Seni & Budaya

Menelusuri Kiprah Tjamboek Berdoeri, Jurnalis Tionghoa Zaman Pergerakan Kemerdekaan

Oleh : Rahman / Selasa, 28 Januari 2020 22:08
Menelusuri Kiprah Tjamboek Berdoeri, Jurnalis Tionghoa Zaman Pergerakan Kemerdekaan
Penyunting buku karya Tjamboek Berdoeri Arief W Djati (kiri) saat bincang buku di Bentara Budaya Yogyakarta (BBY), Selasa (28/1)Gudeg.net/Rahman

Gudeg.net- Tjamboek Berdoeri adalah nama pena atau nama samaran dari seorang penulis keturunan Tionghoa bernama Kwee Thiam Tjing asal Jawa Timur.

Kwee merupakan seorang jurnalis yang sering mengisi karya tulisannya pada sejumlah surat kabar di Surabaya seperti surat kabar orang Tionghoa Sin Tit Po, Soera Poebliek, Pewarta Soerabaia, dan Pewarta Djember.

Sedangkan Kwee sendiri merupakan salah satu redaktur dari sebuah media bernama Pewarta Djember yang cukup terkenal pada saat itu, zaman pergerakan kemerdekaan.

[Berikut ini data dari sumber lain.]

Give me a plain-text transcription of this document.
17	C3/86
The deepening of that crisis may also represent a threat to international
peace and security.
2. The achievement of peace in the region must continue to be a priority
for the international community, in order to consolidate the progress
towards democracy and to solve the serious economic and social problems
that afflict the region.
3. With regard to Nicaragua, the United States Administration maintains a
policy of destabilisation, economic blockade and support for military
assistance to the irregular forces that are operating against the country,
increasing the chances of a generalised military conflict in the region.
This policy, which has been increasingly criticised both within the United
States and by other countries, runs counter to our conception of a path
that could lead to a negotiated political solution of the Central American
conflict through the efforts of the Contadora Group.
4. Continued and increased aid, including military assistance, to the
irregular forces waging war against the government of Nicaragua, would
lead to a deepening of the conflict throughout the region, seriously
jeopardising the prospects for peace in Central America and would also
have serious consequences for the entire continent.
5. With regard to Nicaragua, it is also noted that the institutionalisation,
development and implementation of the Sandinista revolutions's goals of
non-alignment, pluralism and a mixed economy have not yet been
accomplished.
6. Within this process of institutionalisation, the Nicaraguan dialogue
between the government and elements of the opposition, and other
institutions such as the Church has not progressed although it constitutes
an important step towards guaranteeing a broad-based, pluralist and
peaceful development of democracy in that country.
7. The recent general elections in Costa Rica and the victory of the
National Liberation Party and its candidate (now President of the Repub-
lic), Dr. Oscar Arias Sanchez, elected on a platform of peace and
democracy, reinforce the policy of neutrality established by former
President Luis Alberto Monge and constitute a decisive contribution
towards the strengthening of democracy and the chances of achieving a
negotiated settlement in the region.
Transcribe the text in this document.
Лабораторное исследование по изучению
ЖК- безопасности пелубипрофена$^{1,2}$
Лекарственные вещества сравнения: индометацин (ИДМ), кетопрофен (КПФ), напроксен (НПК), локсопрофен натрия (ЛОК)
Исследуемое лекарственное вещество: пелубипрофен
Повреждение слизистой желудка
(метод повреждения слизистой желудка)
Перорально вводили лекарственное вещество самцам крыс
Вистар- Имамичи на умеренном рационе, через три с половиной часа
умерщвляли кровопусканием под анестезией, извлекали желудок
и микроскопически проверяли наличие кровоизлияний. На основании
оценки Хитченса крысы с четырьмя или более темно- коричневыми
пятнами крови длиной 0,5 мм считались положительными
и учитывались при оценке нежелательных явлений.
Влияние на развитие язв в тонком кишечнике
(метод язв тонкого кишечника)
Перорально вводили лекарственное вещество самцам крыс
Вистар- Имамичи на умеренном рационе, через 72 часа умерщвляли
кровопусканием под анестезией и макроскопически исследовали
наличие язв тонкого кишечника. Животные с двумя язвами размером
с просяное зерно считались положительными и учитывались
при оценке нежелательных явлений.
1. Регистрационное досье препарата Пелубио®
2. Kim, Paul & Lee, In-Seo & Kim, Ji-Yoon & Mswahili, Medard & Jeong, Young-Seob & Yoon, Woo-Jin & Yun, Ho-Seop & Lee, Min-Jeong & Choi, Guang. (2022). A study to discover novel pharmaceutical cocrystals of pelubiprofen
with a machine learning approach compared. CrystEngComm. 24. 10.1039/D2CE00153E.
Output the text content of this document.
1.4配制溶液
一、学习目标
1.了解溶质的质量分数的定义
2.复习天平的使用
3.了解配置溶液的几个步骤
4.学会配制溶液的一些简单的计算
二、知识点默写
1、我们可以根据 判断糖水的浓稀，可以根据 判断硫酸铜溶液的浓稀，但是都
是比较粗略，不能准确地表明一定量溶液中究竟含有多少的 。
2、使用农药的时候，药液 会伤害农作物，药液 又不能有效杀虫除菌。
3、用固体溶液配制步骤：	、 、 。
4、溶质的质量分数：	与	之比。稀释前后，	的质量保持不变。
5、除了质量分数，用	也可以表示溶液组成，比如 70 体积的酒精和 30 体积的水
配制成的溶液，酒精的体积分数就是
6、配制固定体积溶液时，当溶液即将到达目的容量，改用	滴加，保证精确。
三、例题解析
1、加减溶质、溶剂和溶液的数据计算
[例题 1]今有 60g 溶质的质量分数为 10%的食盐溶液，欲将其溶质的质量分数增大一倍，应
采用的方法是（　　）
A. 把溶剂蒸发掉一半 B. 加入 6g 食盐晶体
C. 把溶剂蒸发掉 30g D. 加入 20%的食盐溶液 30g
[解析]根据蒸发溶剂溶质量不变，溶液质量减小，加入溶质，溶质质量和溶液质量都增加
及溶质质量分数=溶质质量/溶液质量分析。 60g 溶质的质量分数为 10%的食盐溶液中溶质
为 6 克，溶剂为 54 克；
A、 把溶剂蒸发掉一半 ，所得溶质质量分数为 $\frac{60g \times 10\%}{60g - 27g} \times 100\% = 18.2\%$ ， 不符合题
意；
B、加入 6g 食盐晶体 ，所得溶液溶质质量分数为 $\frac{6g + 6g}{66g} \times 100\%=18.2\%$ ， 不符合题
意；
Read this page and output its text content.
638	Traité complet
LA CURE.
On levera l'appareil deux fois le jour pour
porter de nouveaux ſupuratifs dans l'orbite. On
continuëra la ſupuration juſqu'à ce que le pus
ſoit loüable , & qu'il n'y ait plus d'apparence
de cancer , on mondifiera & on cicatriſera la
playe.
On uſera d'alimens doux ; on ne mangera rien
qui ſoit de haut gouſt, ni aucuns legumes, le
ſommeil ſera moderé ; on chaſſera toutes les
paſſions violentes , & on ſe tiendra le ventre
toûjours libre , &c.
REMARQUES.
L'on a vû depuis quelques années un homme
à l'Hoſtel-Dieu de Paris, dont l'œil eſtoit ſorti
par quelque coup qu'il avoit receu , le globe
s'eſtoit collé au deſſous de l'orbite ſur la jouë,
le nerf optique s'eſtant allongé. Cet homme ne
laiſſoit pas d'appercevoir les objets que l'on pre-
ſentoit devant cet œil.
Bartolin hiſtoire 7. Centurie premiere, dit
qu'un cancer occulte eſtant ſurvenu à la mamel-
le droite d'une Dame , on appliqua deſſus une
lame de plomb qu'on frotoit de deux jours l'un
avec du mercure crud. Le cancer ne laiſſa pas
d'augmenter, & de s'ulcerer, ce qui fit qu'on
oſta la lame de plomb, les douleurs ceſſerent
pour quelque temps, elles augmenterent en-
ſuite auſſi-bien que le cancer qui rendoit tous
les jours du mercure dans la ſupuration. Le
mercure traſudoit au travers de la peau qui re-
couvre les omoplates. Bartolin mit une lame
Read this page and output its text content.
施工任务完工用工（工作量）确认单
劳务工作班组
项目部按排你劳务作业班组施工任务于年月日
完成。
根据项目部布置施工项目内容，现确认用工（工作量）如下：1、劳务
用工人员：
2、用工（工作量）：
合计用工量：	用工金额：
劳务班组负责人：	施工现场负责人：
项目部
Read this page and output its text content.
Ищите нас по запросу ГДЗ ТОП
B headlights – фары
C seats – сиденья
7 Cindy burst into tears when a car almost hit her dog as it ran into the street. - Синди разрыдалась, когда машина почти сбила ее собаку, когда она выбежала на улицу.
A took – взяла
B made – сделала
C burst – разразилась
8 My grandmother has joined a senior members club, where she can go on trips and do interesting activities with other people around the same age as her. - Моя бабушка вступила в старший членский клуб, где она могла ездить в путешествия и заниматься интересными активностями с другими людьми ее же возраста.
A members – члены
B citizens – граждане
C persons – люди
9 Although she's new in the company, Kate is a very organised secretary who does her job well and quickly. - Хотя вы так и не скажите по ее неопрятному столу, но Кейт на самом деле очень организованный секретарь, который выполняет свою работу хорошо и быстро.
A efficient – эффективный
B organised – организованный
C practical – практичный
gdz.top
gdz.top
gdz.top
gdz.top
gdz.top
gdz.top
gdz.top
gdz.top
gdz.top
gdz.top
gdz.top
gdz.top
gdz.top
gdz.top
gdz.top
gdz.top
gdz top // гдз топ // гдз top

Penyunting buku karya Tjamboek Berdoeri Arief W Djati mengatakan, tulisan Kwee banyak menceritakan tentang pergolakan saat zaman Hindia Belanda, peralihan Jepang hingga perang kemerdekaan.

“Tjamboek Berdoeri, banyak menuliskan tentang pengalaman pribadi, penagalaman teman hingga pengalaman dari orang sekitar rumah ia tinggal, di mana saat itu merupakan masa yang sangat sulit,” ujar Arief W Djati.

Arief menjelaskan, Kwee juga satu-satunya penulis yang menceritakan dengan gamblang tentang peristiwa, suasana dan kondisi masyarakat Indonesia yang hidup di masa itu. Salah satu bukunya ialah Indonesia Dalem Api dan Bara.

“Buku tersebut sempat di terbitkan pada tahun 1947, namun karena tentara Belanda tidak menyukainya alhasil nama identitas penulis dan penerbitnya harus ditiadakan,” jelasnya.

Isi dari buku fenomenal tersebut menceritakan berbagai peristiwa yang dialami langsung oleh Kwee dari tahun 1941 hingga 1947, di mana Belanda sedang mengusai Kota Malang Jawa Timur.

Peniadaan nama penulis dan penerbit dimaksudkan untuk melindungi bila buku tersebut mendapat sensor dari tentara Belanda yang akan berdampak pada pembredelan.

Buku yang menggunakan gaya bahasa Melayu Tionghoa Pasaran ini adalah satu-satunya buku yang Kwee buat sebelum wafat.

Arief menambahkan selai buku itu, Kwee juga sempat membuat buku dengan judul Menjadi Tjamboek Berdoeri. Buku ini dapat diartikan sebagai kelanjutan” Indonesia dalem Api dan Bara.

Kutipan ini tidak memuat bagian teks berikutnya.